Two high school kids are parked out in a field near Redwing, Minnesota, enjoying an evening of youthful passion, when they notice a very bad smell coming from somewhere nearby. The boy, being the responsible sort, tells a deputy sheriff and the next day he and the deputy go back to the spot and discover a concealed cistern. When they pry the cover off, they discover that the cistern is filled with decaying female bodies.
The local authorities begin pulling the bodies from the cistern and quickly realize that this is a job for the state Bureau of Criminal Apprehension. Lucas Davenport races to the scene and by the time he arrives, parts of fifteen bodies have been brought to the surface.

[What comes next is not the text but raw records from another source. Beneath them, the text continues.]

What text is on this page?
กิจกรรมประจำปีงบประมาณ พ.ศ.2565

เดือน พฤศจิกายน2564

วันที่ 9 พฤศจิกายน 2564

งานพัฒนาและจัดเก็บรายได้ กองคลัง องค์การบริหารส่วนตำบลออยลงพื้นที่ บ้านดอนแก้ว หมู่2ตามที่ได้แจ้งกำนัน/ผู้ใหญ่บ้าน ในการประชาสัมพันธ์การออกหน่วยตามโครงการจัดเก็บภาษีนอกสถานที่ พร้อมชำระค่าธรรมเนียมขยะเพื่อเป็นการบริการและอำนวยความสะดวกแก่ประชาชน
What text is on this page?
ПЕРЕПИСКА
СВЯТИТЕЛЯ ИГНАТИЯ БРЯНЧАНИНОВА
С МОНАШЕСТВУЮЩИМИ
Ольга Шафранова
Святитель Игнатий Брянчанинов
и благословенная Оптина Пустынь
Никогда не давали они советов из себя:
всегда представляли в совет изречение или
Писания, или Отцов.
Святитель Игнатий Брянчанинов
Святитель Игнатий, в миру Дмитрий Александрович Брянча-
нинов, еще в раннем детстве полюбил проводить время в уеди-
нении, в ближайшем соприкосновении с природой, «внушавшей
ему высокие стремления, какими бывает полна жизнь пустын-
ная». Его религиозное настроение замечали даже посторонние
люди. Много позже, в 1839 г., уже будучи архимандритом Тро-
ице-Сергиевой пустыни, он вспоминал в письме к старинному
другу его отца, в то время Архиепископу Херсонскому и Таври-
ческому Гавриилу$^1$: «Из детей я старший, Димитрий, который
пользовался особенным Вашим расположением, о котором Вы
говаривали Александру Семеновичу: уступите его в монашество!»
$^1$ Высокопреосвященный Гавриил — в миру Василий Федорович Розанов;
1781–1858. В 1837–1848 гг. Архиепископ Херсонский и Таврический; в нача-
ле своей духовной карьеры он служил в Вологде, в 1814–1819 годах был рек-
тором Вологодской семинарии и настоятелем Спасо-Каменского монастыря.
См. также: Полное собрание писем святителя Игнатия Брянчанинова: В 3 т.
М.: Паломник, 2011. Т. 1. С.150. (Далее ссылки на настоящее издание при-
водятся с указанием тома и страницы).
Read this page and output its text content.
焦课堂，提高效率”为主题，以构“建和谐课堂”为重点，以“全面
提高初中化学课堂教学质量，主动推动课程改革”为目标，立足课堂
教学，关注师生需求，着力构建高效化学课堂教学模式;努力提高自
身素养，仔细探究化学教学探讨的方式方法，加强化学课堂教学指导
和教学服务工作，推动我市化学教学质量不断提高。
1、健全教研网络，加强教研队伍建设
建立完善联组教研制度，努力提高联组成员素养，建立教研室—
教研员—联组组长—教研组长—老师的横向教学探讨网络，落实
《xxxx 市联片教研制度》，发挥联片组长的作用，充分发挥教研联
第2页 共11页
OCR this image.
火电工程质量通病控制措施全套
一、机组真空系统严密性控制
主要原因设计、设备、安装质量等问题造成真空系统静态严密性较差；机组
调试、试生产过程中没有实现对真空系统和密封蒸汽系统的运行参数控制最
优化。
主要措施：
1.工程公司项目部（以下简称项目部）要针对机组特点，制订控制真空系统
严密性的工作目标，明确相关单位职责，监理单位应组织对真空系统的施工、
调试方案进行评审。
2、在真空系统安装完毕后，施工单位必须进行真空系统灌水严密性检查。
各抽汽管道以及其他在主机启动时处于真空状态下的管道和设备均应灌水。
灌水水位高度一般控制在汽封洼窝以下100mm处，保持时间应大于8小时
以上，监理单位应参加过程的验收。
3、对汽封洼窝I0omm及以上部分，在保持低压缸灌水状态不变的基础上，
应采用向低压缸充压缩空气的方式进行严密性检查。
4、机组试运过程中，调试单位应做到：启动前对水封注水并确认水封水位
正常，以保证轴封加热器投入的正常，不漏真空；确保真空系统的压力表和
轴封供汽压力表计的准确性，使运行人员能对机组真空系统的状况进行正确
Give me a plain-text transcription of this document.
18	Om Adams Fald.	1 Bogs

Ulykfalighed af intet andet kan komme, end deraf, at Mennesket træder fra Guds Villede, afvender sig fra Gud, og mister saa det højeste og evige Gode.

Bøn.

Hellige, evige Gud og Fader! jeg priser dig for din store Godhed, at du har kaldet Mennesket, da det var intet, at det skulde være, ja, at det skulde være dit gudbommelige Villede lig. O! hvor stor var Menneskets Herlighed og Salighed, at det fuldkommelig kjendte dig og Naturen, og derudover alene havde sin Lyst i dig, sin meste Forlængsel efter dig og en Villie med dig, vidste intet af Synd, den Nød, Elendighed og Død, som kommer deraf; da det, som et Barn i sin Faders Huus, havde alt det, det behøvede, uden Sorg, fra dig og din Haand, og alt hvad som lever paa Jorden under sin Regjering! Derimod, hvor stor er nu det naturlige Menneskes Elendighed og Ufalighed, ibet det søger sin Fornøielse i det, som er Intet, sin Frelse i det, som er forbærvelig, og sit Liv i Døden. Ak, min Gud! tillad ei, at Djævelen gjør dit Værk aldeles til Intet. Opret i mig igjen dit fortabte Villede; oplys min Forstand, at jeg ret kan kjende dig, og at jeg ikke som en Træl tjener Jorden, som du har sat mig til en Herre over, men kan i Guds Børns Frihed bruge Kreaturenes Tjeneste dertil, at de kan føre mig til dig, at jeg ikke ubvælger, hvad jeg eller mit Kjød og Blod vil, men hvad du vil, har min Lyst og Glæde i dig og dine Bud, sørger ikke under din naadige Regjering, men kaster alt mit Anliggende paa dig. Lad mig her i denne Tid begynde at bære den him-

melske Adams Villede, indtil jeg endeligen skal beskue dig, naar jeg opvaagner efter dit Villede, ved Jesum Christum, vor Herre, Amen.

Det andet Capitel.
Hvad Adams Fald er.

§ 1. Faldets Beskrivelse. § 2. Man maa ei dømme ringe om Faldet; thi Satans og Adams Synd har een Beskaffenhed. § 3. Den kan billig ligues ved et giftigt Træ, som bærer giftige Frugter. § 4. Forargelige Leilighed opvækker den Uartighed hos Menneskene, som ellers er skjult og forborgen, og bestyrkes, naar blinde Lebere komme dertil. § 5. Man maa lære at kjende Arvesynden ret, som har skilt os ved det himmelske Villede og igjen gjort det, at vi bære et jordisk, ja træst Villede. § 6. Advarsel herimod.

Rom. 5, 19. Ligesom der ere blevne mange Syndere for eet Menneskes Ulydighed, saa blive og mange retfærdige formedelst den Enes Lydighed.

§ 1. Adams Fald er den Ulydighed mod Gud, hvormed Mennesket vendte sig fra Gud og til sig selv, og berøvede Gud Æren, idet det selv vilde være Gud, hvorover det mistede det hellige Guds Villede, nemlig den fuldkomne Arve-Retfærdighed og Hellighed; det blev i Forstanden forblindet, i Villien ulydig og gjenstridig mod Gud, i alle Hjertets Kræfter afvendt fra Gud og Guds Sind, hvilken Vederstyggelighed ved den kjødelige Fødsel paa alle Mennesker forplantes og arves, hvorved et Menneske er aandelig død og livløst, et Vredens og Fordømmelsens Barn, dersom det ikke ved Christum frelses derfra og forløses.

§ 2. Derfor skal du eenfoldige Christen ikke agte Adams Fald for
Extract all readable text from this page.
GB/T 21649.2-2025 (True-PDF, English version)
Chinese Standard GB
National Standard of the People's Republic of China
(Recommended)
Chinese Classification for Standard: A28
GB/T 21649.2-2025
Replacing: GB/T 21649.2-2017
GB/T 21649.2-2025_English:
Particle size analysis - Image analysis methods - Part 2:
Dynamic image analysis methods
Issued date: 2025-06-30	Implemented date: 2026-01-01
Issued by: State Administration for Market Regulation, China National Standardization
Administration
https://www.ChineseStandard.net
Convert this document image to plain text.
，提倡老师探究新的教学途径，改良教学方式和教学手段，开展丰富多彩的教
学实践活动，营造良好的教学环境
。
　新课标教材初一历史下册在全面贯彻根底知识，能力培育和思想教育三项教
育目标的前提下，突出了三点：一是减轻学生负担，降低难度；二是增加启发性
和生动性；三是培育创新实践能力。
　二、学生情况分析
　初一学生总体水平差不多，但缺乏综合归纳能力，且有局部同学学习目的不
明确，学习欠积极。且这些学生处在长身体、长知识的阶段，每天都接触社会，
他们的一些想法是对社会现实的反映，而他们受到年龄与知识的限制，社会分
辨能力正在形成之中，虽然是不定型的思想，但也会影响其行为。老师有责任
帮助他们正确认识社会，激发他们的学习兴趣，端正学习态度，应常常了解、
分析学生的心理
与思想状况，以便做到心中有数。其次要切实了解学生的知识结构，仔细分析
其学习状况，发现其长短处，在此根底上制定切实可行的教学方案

There are still more to come, and it soon becomes apparent that the bodies have been deposited over a long period of time. The victims are all young, blonde, busty women from a broad area around the field where their bodies are discovered. Most of them disappeared after being out for a night of drinking and were never seen again.
Lucas realizes that a very clever killer is at work here. The assumption is that he's a local man, but no one has any idea who it might be, let alone how he could possibly have gotten away with this behavior for so many years and right under their noses.
The reader knows fairly quickly who is responsible for these murders and it becomes a question of how many more victims will be claimed before Davenport, the BCA and the local authorities can bring him down. Most of Lucas's regular team members are off on other investigations and so Lucas is effectively teamed up with a sheriff's investigator named Catrin Mattson. It's an interesting combination, and even though most of the usual "Prey" characters are not available, there's still a lot of great banter and wry humor even in the midst of a case so horrible.
The tension ratchets up dramatically when the killer decides to target members of the investigating team and this fast-paced thriller gathers even more steam. All in all, it's another great ride from John Sandford that will leave readers waiting impatiently for the next Prey novel.